The second form of possession is constructive possession. The law gets tricky on proving this form of possession. Courts have found that in order for a defendant to be guilty of constructive possession of drugs it must be shown that:
- The defendant was able to exercise dominion and control over the drugs
- Knew of their presence, and;
- Knew of their illicit nature.
For example in the case a traffic stop, in many cases the knowledge element requires an admission by the Defendant that he or she know there were illegal drugs in the vehicle. This is almost absolutely necessary in the case of a traffic stop where there are multiple occupants of the vehicle and the drugs are located in a place where the defendant does not have direct access within reach.
Benefits of Misdemeanor Intervention Program and Pretrial Intervention Program Over Withhold of Adjudication and Resolving Your Possession of Marijuana Case With Plea.
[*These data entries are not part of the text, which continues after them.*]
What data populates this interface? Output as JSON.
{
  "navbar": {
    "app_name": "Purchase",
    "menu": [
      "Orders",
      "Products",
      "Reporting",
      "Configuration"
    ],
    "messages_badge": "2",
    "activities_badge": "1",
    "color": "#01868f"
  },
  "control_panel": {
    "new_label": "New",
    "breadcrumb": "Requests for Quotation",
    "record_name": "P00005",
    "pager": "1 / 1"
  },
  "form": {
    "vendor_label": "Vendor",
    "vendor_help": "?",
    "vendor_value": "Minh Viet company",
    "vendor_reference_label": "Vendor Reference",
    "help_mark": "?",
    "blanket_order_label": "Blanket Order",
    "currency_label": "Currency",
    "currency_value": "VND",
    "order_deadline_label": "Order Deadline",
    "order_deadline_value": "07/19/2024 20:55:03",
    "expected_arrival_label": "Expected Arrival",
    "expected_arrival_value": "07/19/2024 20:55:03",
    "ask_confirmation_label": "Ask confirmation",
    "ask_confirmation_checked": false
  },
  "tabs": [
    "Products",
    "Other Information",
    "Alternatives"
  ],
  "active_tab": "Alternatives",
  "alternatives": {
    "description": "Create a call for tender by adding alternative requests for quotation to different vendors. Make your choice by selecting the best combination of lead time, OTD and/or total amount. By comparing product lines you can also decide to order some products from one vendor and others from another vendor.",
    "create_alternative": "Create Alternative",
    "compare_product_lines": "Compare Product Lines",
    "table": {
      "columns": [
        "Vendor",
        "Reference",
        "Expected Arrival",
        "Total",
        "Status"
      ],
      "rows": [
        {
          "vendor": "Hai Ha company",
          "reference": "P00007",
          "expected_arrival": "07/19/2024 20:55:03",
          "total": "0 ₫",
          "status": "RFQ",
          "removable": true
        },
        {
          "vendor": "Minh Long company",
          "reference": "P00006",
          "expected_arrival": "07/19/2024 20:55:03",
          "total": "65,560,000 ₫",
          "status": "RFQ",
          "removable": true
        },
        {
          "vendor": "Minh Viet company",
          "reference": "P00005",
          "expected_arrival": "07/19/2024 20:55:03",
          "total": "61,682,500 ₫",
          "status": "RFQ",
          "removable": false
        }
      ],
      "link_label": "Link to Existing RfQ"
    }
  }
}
If you are charged with possession of marijuana it is important to understand the difference between completing a diversion program, which removes the case from the courtroom, and resolving your case for a withhold of conviction. Both options are available if you have been charged with possession of marijuana for the first time. You may also qualify for either option if you have been convicted of not more than one non-violent misdemeanor. Acceptance into a diversion program is entirely up to the State Attorney’s Office.
The State Attorney’s Office usually basis the decision on the statutory requirements but also takes into consideration the seriousness of the crime and/or injury caused by the defendant to potential victims. Since a possession of marijuana charge is a victimless crime, getting you into a diversion program is routinely accomplished by an experienced Tampa drug defense attorney.